| From My Table |

From my Table

When I was really little, Tradition soups were for winter vacation only. No way would my mother let us have that kind of “fake” food more than occasionally.

A bunch of years passed, and someone in the community began selling cases of snacks, some canned items, and the blue Tradition soups (which, in those days, I’m sure you remember, came as a cardstock square around the Styrofoam cup). It was a way to support a local frum business, and my mother embraced the opportunity. And we were the luckiest kids on the block to have a stock of Tradition soups in our garage — which our neighbors picked up on as well.

I don’t know where any adults were, but I vividly recall one Shavuos afternoon, when it dawned on my neighbor and me that we could actually make Tradition soups on Yom Tov. I mean, it was almost a mitzvah at that point to break into a box for a hot soup on a hot day. It became a mini-tradition until we grew out of it, but today the story earns us major relatable points with our kids.

Noodle soups are still in the “treat” category in my mind, great for bribing my kids with, and always a steady for cold-weather vacations. It’s amazing to watch how ramen noodles have become a normal dinner component, and we know how many times you’ve made and remade the recipes we’ve printed with ramen as a base. I don’t know about you, but I still feel a little mischievous every time I rip open a package and take it seriously!

We decided to go big with this topic and give you not one but four new ways to use your (your kids’??) favorite ingredient. Is it okay to incorporate treats into dinner routine along with some nutrient-dense protein? If it adds a spark of lucky to the nighttime routine, I vote very much yes.

Food Editor, Family Table
Editor in Chief, Kosher.com


Cranberry Poached Pears

This is a variation on a recipe that my mother pulled out of a Good Housekeeping cookbook (published 1981) many years ago, but it’s the only poached pear recipe we ever make!

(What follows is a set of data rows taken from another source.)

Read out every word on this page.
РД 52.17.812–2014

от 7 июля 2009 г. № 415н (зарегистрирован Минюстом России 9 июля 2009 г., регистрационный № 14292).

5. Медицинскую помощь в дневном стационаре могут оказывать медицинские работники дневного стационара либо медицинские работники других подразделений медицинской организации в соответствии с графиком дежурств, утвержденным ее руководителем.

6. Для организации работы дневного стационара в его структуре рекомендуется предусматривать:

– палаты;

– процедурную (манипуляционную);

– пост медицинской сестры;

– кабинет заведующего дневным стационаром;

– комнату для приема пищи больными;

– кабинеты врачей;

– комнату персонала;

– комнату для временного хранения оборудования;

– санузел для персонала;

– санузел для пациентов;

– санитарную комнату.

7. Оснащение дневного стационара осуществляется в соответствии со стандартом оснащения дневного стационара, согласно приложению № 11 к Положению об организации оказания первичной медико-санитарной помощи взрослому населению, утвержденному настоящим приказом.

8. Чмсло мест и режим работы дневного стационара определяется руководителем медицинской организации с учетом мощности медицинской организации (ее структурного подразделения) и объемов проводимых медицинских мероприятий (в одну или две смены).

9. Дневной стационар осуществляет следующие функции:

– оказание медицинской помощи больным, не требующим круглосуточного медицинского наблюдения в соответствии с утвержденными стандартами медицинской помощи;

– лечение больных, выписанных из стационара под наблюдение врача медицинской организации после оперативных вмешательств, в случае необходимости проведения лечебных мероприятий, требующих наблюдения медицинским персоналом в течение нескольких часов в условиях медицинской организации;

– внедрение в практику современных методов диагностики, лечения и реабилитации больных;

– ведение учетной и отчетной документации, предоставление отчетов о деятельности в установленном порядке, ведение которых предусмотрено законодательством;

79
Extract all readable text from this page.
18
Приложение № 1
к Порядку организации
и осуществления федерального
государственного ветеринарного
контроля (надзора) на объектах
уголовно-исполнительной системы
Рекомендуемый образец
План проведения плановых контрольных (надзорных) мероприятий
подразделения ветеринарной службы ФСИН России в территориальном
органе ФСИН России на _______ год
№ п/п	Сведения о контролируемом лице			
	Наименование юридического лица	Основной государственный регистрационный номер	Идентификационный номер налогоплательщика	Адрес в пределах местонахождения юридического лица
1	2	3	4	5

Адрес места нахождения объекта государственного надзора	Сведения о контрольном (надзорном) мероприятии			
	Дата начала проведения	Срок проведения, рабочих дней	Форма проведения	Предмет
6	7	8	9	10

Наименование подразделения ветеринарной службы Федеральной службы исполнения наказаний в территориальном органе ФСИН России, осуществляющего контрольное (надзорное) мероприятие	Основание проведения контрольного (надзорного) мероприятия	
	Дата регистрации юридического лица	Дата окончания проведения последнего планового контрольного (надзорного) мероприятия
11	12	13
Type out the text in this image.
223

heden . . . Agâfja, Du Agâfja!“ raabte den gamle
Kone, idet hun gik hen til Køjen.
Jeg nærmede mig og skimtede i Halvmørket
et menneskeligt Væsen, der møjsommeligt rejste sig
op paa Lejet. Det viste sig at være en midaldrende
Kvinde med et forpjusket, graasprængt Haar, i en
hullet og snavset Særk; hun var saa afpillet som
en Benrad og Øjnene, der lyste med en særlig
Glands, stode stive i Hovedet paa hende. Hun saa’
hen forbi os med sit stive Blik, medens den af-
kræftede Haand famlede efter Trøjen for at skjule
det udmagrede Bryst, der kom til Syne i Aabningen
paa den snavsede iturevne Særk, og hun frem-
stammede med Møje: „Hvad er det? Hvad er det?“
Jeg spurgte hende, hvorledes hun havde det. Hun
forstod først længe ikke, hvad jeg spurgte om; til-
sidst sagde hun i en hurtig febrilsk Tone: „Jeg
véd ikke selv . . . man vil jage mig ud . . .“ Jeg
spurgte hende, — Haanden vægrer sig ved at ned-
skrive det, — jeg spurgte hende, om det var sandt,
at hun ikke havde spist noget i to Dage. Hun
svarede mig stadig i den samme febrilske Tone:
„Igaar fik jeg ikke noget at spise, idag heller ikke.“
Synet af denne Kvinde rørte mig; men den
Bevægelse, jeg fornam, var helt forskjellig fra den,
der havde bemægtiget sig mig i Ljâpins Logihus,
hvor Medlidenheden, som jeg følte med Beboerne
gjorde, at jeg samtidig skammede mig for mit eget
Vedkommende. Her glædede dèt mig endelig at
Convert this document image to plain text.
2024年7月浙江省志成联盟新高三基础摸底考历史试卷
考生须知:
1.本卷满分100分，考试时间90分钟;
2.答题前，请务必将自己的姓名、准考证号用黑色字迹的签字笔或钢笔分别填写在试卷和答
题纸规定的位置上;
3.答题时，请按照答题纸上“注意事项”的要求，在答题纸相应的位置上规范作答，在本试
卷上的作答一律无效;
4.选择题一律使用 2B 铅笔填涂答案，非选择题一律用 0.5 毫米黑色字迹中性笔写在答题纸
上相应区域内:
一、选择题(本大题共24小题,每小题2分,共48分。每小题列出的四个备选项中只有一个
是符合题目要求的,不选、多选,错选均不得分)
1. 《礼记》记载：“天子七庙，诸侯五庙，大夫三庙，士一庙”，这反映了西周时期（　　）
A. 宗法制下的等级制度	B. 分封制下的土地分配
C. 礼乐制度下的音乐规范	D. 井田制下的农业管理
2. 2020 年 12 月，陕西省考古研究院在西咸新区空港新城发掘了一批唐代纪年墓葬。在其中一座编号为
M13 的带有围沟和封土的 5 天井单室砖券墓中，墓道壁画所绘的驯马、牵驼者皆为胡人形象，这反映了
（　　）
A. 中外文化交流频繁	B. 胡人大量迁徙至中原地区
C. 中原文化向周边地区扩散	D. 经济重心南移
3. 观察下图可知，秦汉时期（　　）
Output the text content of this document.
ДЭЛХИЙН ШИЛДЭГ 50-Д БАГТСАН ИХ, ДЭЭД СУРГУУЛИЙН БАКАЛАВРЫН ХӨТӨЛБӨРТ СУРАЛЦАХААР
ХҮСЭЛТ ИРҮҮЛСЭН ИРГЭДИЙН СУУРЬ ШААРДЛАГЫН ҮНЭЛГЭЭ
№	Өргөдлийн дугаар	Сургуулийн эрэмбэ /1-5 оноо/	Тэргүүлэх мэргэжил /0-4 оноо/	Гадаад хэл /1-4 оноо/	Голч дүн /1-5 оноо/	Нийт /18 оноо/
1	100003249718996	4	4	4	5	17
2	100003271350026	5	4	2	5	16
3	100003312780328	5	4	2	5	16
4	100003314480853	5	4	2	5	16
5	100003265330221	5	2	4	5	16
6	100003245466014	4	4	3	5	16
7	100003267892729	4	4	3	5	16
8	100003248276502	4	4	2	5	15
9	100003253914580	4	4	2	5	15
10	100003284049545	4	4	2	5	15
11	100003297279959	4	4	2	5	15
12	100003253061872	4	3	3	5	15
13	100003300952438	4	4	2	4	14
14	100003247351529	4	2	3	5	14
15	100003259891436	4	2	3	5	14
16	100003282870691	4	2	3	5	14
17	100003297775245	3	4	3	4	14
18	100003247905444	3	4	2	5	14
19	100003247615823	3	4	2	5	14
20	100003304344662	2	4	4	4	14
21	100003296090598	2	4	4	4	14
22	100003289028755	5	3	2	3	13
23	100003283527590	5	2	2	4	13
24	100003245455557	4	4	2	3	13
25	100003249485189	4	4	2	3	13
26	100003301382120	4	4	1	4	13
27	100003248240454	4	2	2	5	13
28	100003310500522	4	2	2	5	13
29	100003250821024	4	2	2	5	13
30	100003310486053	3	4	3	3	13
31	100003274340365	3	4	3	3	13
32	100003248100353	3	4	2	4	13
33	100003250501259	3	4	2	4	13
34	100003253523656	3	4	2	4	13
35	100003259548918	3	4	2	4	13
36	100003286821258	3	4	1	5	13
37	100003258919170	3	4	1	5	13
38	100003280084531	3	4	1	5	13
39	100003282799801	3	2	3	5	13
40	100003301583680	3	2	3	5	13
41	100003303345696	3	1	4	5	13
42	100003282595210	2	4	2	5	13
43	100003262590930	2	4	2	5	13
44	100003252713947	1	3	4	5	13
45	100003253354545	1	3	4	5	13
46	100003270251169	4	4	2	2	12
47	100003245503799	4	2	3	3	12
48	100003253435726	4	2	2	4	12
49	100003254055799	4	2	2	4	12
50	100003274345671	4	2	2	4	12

  • 12 small pears, peeled, halved, and cored
  • 1 32-oz (910-g) bottle cranberry juice
  • ¼ cup raspberry jam
  • 1/2 cup sugar
  • 1 lemon, halved
  • 2 cups water

Place all ingredients in a saucepan. Simmer on low until pears are soft, about one hour.

You Know This, Right?

I always add a bit of oil to my pasta while it’s cooking. It really helps prevent clumping (especially with spaghetti-type shapes!). Any oil works!

This is not my hack; I’m pretty sure it’s printed on the box!